A two-star Army General was recently punished for calling a female staffer “sweetheart and he commented on her age. He also told the staffer to take notes “since she was a Democrat and did not believe in funding the military.”
So, nothing about what he did was appropriate and he was rightfully reprimanded and denied a promotion.
I think the days of calling someone HON (or any other term of endearment) in the workplace are over unless it’s part of the “mutual admiration of each other and you have that kind of relationship” society. Otherwise, nix-ay on the Hon-nay. Let’s add Babe, sweetie and dear to that.
There are places where people address you with terms of endearment. Do you like that? Or, does it tick you off. Or, do you simply not care?

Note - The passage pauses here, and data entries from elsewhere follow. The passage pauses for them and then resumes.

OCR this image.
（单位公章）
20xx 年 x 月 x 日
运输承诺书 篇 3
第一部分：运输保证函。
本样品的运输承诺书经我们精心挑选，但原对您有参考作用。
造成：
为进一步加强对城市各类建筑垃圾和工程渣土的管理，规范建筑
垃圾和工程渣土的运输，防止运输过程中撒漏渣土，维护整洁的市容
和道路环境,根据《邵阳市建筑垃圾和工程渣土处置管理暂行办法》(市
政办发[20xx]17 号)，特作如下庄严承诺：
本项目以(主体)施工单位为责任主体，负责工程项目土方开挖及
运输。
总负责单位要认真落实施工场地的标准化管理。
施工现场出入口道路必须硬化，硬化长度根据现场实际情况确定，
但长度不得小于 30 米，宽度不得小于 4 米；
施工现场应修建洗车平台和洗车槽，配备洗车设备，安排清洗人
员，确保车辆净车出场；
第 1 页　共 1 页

Restaurants. Waitstaff calls you HON. Like? No likey? Don’t care, just bring me my food? It depends. Is she just calling your guy HON? Is he just calling you babe. Wait. That one doesn’t fly with me. No Babe.
What about the term MISS? Miss is fairly innocuous, right? Well…maybe. When you’re called MISS, it means different things (to me)! First, if it’s said in a terse tone, it means he thinks you’re a B. I’d rather be called Miss then Maam. To me, maam is an older lady. Excuse me, Maam, you forgot your leftovers. She is using her walker to leave the restaurant. I guess Maam could be a rich b with a fur coat. Maam…Maam…She’s too busy signifying through the restaurant in her fur coat to turn around. There are no left overs, because Maam wouldn’t dare eat left overs.
What about Babe. Babe. Guys that are players use the term babe. They use it when their girlfriend/wife is not around. When she’s around, they use Miss.
What about Hon. If it’s an older person or someone in the service industry, they freely use the term HON. I really don’t think they mean any harm.
Honestly, I think all terms are on an individual basis. In fact, unless someone is being condescending or rude, I don’t mind terms of endearment when I’m out at a store or restaurant. It makes me feel loved.